While I appreciate the fact that our delivery methods will change over time – tent revivals and circuit preachers eventually give way to evangelical YouTube videos and social media campaigns – the gospel itself needs no revision. The good news proclaimed by the Word of God is already as simple and straight-forward as can be.
The Unadulterated Gospel:
- We have all sinned. (Romans 3:23)
- Our sin separates us from God. (Isaiah 52:9)
- The penalty for sin is death. (Romans 6:23)
- Our good works cannot save us. (Titus 3:5)
Of course, this first part of the story is actually bad news, but we must rightly understand our desperate need to fully appreciate the good news that follows:
- God loves us. (John 3:16)
- He desires that none die, but all come to repentance. (2 Peter 3:9)
- He sent His Son Jesus to die in our place. (Romans 5:8)
- Jesus, being fully God and fully man, lived a life completely free of sin. (2 Corinthians 5:21)
- Yet He willingly took the punishment for all our sin upon Himself. (Philippians 2:5-8)
- Jesus died an excruciatingly painful death on the cross. (Isaiah 53:3-5)
- He was buried in a tomb. (Matthew 29:59)
- Three days later, He rose up from the dead. (Luke 24:5-7)
- He appeared to over 500 witnesses before ascending back to heaven. (1 Corinthians 15:3-6; Luke 24:50-52)
- Jesus thereby purchased our salvation. (Ephesians 1:7)
- This salvation comes only by grace through faith in His finished work. (Ephesians 2:8-9)
- Put your faith in Jesus, and you will be saved. (Romans 10:9)
That’s the gospel in a nutshell. It is what it is. If we attempt to revise it, it will cease to be the gospel at all.
Teaching the Whole of Scripture
In 2 Timothy 3:16 we read, “All Scripture is inspired by God and profitable for teaching, for reproof, for correction, for training in righteousness.”

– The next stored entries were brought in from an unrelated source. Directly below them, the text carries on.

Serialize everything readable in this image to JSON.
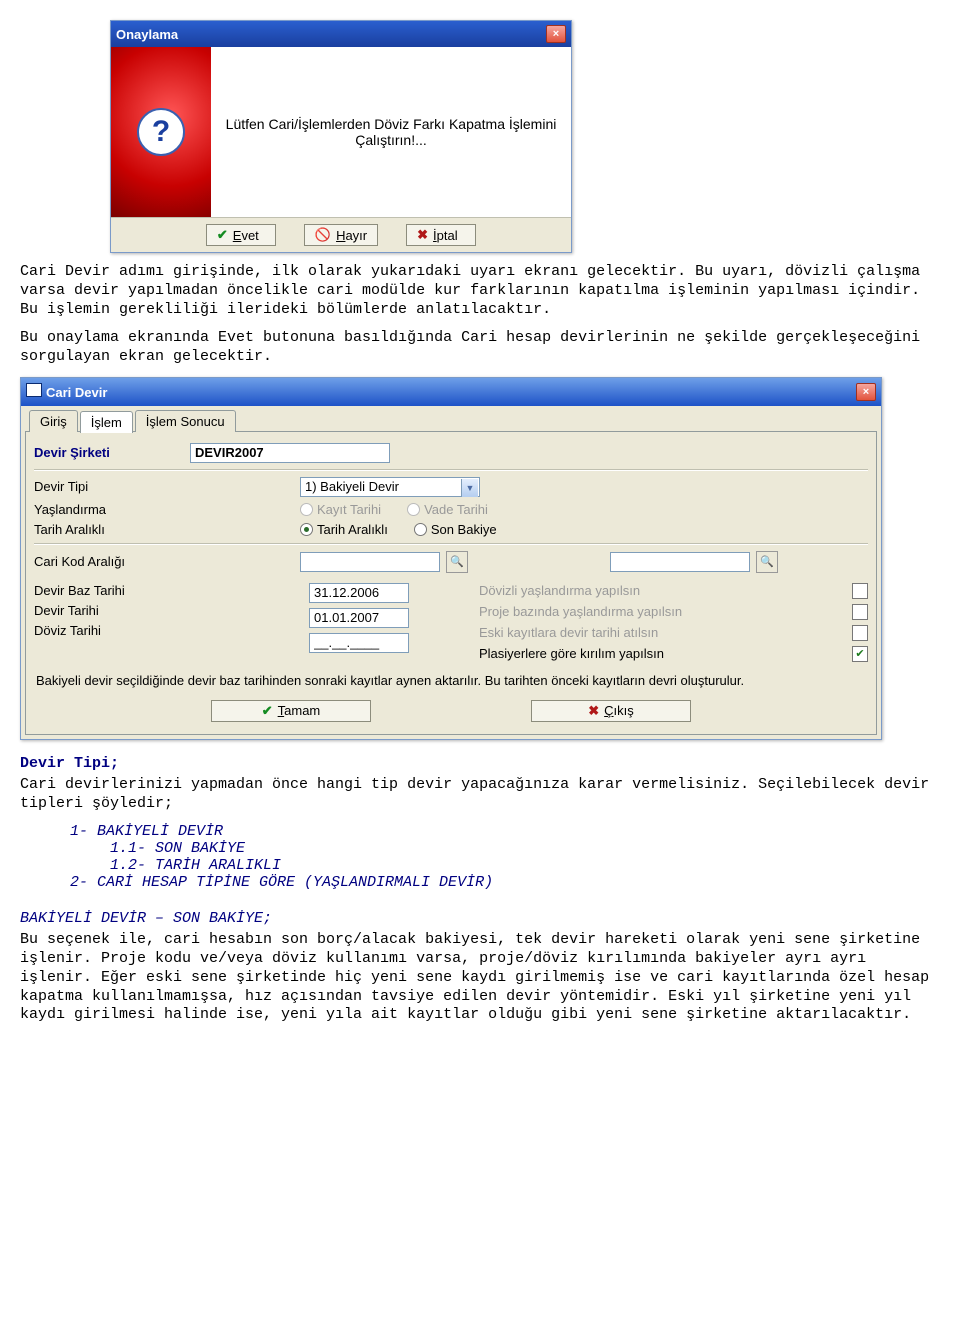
{
  "confirm": {
    "title": "Onaylama",
    "message": "Lütfen Cari/İşlemlerden Döviz Farkı Kapatma İşlemini Çalıştırın!...",
    "btn_yes": "Evet",
    "btn_no": "Hayır",
    "btn_cancel": "İptal"
  },
  "para1": "Cari Devir adımı girişinde, ilk olarak yukarıdaki uyarı ekranı gelecektir. Bu uyarı, dövizli çalışma varsa devir yapılmadan öncelikle cari modülde kur farklarının kapatılma işleminin yapılması içindir. Bu işlemin gerekliliği ilerideki bölümlerde anlatılacaktır.",
  "para2": "Bu onaylama ekranında Evet butonuna basıldığında Cari hesap devirlerinin ne şekilde gerçekleşeceğini sorgulayan ekran gelecektir.",
  "devir": {
    "title": "Cari Devir",
    "tabs": {
      "t1": "Giriş",
      "t2": "İşlem",
      "t3": "İşlem Sonucu"
    },
    "sirketi_label": "Devir Şirketi",
    "sirketi_value": "DEVIR2007",
    "tip_label": "Devir Tipi",
    "tip_value": "1) Bakiyeli Devir",
    "yas_label": "Yaşlandırma",
    "yas_r1": "Kayıt Tarihi",
    "yas_r2": "Vade Tarihi",
    "aralik_label": "Tarih Aralıklı",
    "aralik_r1": "Tarih Aralıklı",
    "aralik_r2": "Son Bakiye",
    "kod_label": "Cari Kod Aralığı",
    "baz_label": "Devir Baz Tarihi",
    "baz_value": "31.12.2006",
    "devir_tarih_label": "Devir Tarihi",
    "devir_tarih_value": "01.01.2007",
    "doviz_label": "Döviz Tarihi",
    "doviz_value": "__.__.____",
    "opt1": "Dövizli yaşlandırma yapılsın",
    "opt2": "Proje bazında yaşlandırma yapılsın",
    "opt3": "Eski kayıtlara devir tarihi atılsın",
    "opt4": "Plasiyerlere göre kırılım yapılsın",
    "note": "Bakiyeli devir seçildiğinde devir baz tarihinden sonraki kayıtlar aynen aktarılır. Bu tarihten önceki kayıtların devri oluşturulur.",
    "btn_ok": "Tamam",
    "btn_exit": "Çıkış"
  },
  "sec2": {
    "heading": "Devir Tipi;",
    "p": "Cari devirlerinizi yapmadan önce hangi tip devir yapacağınıza karar vermelisiniz. Seçilebilecek devir tipleri şöyledir;",
    "l1": "1- BAKİYELİ DEVİR",
    "l11": "1.1- SON BAKİYE",
    "l12": "1.2- TARİH ARALIKLI",
    "l2": "2- CARİ HESAP TİPİNE GÖRE (YAŞLANDIRMALI DEVİR)"
  },
  "sec3": {
    "heading": "BAKİYELİ DEVİR – SON BAKİYE;",
    "p": "Bu seçenek ile, cari hesabın son borç/alacak bakiyesi, tek devir hareketi olarak yeni sene şirketine işlenir. Proje kodu ve/veya döviz kullanımı varsa, proje/döviz kırılımında bakiyeler ayrı ayrı işlenir. Eğer eski sene şirketinde hiç yeni sene kaydı girilmemiş ise ve cari kayıtlarında özel hesap kapatma kullanılmamışsa, hız açısından tavsiye edilen devir yöntemidir. Eski yıl şirketine yeni yıl kaydı girilmesi halinde ise, yeni yıla ait kayıtlar olduğu gibi yeni sene şirketine aktarılacaktır."
  }
}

If, instead of teaching Scripture in its entirety, we cherrypick the feel-good, non-controversial, inspirational parts we like and we totally ignore, minimize, or contradict the harder parts about sin and death and hell and Satan’s schemes and Christ’s sacrifice and our accountability before God, then can what is left rightly be called Christianity?
I don’t think so.
Yet such a practice has become the norm in lots of congregations today. In their all-consuming desire to appear relevant to the masses, they have completely stripped the gospel of its power to change lives.

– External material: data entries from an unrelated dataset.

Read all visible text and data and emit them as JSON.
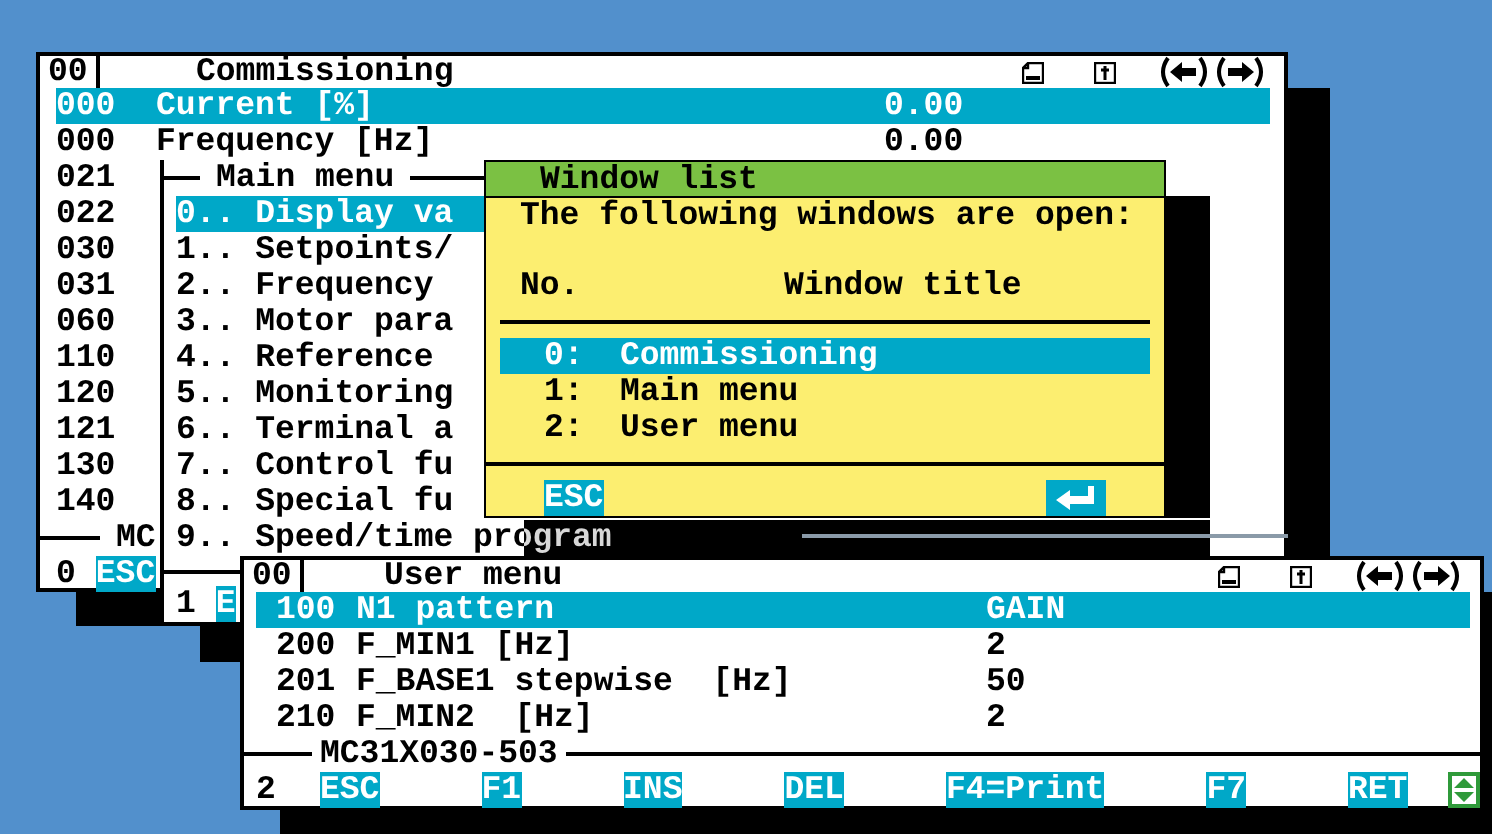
{
  "commissioning": {
    "number": "00",
    "title": "Commissioning",
    "rows": [
      {
        "code": "000",
        "label": "Current [%]",
        "value": "0.00",
        "selected": true
      },
      {
        "code": "000",
        "label": "Frequency [Hz]",
        "value": "0.00",
        "selected": false
      },
      {
        "code": "021",
        "selected": false
      },
      {
        "code": "022",
        "selected": false
      },
      {
        "code": "030",
        "selected": false
      },
      {
        "code": "031",
        "selected": false
      },
      {
        "code": "060",
        "selected": false
      },
      {
        "code": "110",
        "selected": false
      },
      {
        "code": "120",
        "selected": false
      },
      {
        "code": "121",
        "selected": false
      },
      {
        "code": "130",
        "selected": false
      },
      {
        "code": "140",
        "selected": false
      }
    ],
    "footer_label": "MC",
    "window_index": "0",
    "keys": [
      {
        "label": "ESC"
      }
    ]
  },
  "main_menu": {
    "title": "Main menu",
    "items": [
      {
        "text": "0.. Display va",
        "selected": true
      },
      {
        "text": "1.. Setpoints/",
        "selected": false
      },
      {
        "text": "2.. Frequency",
        "selected": false
      },
      {
        "text": "3.. Motor para",
        "selected": false
      },
      {
        "text": "4.. Reference",
        "selected": false
      },
      {
        "text": "5.. Monitoring",
        "selected": false
      },
      {
        "text": "6.. Terminal a",
        "selected": false
      },
      {
        "text": "7.. Control fu",
        "selected": false
      },
      {
        "text": "8.. Special fu",
        "selected": false
      },
      {
        "text": "9.. Speed/time program",
        "selected": false
      }
    ],
    "window_index": "1",
    "keys": [
      {
        "label": "E"
      }
    ]
  },
  "window_list": {
    "title": "Window list",
    "message": "The following windows are open:",
    "columns": [
      "No.",
      "Window title"
    ],
    "items": [
      {
        "number": "0:",
        "title": "Commissioning",
        "selected": true
      },
      {
        "number": "1:",
        "title": "Main menu",
        "selected": false
      },
      {
        "number": "2:",
        "title": "User menu",
        "selected": false
      }
    ],
    "keys": [
      {
        "label": "ESC"
      }
    ]
  },
  "user_menu": {
    "number": "00",
    "title": "User menu",
    "rows": [
      {
        "code": "100",
        "label": "N1 pattern",
        "value": "GAIN",
        "selected": true
      },
      {
        "code": "200",
        "label": "F_MIN1 [Hz]",
        "value": "2",
        "selected": false
      },
      {
        "code": "201",
        "label": "F_BASE1 stepwise  [Hz]",
        "value": "50",
        "selected": false
      },
      {
        "code": "210",
        "label": "F_MIN2  [Hz]",
        "value": "2",
        "selected": false
      }
    ],
    "footer_label": "MC31X030-503",
    "window_index": "2",
    "keys": [
      {
        "label": "ESC"
      },
      {
        "label": "F1"
      },
      {
        "label": "INS"
      },
      {
        "label": "DEL"
      },
      {
        "label": "F4=Print"
      },
      {
        "label": "F7"
      },
      {
        "label": "RET"
      }
    ]
  }
}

Many churches have become mere social clubs where people gather to hear motivational speakers who tickle their ears but steer clear of their consciences. (2 Timothy 4:3) They don’t teach the whole of scripture. They don’t adhere to sound doctrine. And they do their very best not to step on any toes.

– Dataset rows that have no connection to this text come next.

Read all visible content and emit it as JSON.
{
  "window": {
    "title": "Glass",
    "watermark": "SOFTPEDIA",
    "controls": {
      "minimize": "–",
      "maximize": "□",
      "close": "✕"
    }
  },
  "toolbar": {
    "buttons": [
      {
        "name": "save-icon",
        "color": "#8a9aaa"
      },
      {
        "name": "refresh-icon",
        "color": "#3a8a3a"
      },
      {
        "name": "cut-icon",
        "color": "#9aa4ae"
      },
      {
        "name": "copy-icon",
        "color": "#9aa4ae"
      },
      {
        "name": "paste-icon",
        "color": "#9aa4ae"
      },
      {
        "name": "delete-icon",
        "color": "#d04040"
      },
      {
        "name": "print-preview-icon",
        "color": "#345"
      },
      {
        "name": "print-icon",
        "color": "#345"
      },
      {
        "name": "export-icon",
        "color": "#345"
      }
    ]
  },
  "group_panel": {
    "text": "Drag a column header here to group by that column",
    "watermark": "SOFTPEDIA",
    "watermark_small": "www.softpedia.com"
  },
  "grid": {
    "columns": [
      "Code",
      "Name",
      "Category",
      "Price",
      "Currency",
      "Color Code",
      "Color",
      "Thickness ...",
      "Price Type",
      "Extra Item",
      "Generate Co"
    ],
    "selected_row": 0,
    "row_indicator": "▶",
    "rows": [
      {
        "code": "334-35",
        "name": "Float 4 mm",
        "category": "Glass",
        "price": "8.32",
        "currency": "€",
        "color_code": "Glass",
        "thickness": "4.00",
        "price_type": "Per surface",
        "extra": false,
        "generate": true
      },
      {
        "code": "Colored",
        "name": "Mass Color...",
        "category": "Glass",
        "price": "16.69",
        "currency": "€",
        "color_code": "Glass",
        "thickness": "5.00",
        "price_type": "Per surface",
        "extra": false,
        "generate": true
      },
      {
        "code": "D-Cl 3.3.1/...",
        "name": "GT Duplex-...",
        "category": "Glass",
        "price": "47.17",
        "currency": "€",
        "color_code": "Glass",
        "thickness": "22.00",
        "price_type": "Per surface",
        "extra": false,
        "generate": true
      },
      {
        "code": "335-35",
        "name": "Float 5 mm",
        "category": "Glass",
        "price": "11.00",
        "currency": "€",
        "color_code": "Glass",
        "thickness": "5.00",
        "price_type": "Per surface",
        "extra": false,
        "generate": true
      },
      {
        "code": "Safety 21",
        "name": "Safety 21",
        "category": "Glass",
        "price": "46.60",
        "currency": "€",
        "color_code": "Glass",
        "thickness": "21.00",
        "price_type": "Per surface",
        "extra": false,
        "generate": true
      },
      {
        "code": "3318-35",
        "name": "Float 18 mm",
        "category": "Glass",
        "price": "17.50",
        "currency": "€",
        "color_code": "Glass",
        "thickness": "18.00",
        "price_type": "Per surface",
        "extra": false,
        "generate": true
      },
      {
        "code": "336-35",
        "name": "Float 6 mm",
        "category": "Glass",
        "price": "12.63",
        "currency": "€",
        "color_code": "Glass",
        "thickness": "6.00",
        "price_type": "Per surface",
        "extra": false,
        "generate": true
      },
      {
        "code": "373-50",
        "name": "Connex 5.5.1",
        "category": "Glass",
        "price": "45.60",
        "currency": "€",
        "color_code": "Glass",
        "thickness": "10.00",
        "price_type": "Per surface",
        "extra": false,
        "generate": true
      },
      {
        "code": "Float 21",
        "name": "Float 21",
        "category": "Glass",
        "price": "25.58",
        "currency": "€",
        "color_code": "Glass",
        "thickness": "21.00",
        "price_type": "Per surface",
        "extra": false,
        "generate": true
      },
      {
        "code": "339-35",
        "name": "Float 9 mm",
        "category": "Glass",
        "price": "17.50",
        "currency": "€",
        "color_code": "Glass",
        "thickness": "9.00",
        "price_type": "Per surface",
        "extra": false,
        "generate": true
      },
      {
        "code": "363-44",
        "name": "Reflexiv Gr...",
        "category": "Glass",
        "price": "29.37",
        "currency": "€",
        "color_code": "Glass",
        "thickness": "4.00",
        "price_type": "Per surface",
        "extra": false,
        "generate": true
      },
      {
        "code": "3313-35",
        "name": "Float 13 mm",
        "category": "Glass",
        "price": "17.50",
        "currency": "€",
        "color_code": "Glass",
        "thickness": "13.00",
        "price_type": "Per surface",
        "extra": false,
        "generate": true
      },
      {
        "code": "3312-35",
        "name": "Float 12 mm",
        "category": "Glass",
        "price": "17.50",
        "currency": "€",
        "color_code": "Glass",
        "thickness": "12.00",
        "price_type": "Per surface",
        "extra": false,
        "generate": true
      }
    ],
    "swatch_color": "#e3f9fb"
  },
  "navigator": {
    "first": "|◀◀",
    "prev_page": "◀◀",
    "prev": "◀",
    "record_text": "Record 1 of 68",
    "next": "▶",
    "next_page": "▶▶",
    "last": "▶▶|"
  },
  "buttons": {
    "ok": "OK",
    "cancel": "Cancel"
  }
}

It’s Sunday morning, zero-calorie “Christianity-lite,” and it has little effect on how its adherents conduct their lives on Monday through Saturday.
That’s counterfeit Christianity! And that brand of religion is worthless.
The Opposite Extreme
On the other end of the spectrum, some congregations are all about rules. They, too, ignore large portions of Scripture on grace and love and gentleness and mercy, choosing instead to stubbornly cling to the traditions of men.
Like the Pharisees, they “tie up heavy, burdensome loads and lay them on others’ shoulders.” (Matthew 23:4-7) They crave the respect and admiration of men, but they’ve hardened their hearts to the stirrings of God. They speak of holiness in public, but live like the devil in private.
This has been apparent in the unspeakably heartbreaking and gut-wrenching scandal among Catholic priests, but our Protestant churches are not immune to such hypocrisy, either.
That’s because legalism is just as dangerous a condition as liberalism. They both miss the mark.
True Christianity is not primarily about rules or relevance. It is about relationship — our broken relationship to God due to sin, and the overwhelmingly generous opportunity He offers us to enjoy a restored relationship with Him through the finished work of His blessed Son, Jesus Christ, on the cross.